Passei a analisar a decoração a minha volta: não havia nada muito grandioso ou que chamasse atenção, a não ser a grande mesa, o lustre de cristal que iluminava o ambiente e o quadro enorme pintado a mão de um homem de prováveis 35 anos. O resto da decoração consistia apenas em cortinas vermelhas e gigantescas para cobrir as janelas muito longas e bem acabadas. Por quê tudo ali era tão grande?
-Era seu marido?- Perguntei apontando para a pintura.
-Ah sim, meu querido Bartolomeu...- Abafei uma risadinha e abaixei a cabeça para esconder o sorriso que, por muita sorte, tia Rose não viu. Parecia que naquela casa todos, menos minha tia, tinham nomes incrivelmente estranhos como condes e lordes de contos de fadas. Eucrácia e Pancrácia não demorariam para aparecer por ali...- Ele era um ótimo homem sabe? Morreu cedo de um ataque fulminante... Eu o amava tanto! Gostaria de ter tido tempo para construir uma família, sabe? Adotar filhos e envelhecer ao lado de meu marido, essa casa andava muito solitária desde que ele faleceu.

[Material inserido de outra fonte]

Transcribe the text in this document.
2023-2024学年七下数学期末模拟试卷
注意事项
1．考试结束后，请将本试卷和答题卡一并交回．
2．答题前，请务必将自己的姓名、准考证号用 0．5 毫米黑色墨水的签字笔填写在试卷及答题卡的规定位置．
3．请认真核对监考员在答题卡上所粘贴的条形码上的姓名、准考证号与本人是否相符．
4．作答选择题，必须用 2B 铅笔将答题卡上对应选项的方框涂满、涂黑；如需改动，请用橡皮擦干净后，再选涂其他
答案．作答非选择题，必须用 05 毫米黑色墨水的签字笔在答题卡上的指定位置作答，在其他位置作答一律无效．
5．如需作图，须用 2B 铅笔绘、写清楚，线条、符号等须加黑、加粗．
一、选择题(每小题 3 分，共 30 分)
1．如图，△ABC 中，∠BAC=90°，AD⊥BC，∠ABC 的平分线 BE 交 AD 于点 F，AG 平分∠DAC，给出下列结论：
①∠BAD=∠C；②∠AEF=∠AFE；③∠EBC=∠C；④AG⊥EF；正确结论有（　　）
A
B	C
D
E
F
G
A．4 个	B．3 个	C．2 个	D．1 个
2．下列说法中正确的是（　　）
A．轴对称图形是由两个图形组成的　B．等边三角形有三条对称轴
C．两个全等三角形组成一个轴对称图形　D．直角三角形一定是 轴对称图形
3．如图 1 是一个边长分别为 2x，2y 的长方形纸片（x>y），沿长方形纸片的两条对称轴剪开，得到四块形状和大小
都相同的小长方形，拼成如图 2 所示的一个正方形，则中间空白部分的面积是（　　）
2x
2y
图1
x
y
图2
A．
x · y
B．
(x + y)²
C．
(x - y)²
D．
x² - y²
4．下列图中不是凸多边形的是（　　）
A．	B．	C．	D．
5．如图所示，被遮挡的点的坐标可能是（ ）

Ainda bem que agora você está aqui, minha querida...- Minha tia sorriu amigável.
Senti pena da perda que tia Rose sofrera. Ela realmente parecia ter amado Bartolomeu... Pelo o que mamãe me contara, eles haviam tido um caso de amor proibido onde os pais dele proibiram o casamento e eles tiveram que fugir para Paris para se casar, ficaram hospedados a casa de tia Abigail e seu marido. Fofo não? Fugir para a cidade do amor apenas para viver um romance proibido? E tia Rose se adaptou muito bem à vida luxuosa do marido, já que agora era uma madame completamente refinada. Ninguém jamais poderia dizer que ela já fora uma garota do interior que vivia em uma fazenda e criava vacas e galinhas.
Os olhos de tia Rose voltaram de sua viagem ao passado e desviaram-se do retrato de Bartolomeu.
- Vamos jantar, minha querida. Se continuarmos a olhar a comida ela vai esfriar!- Tia Rose riu sozinha da própria piada e serviu-se de um pouco de pernil.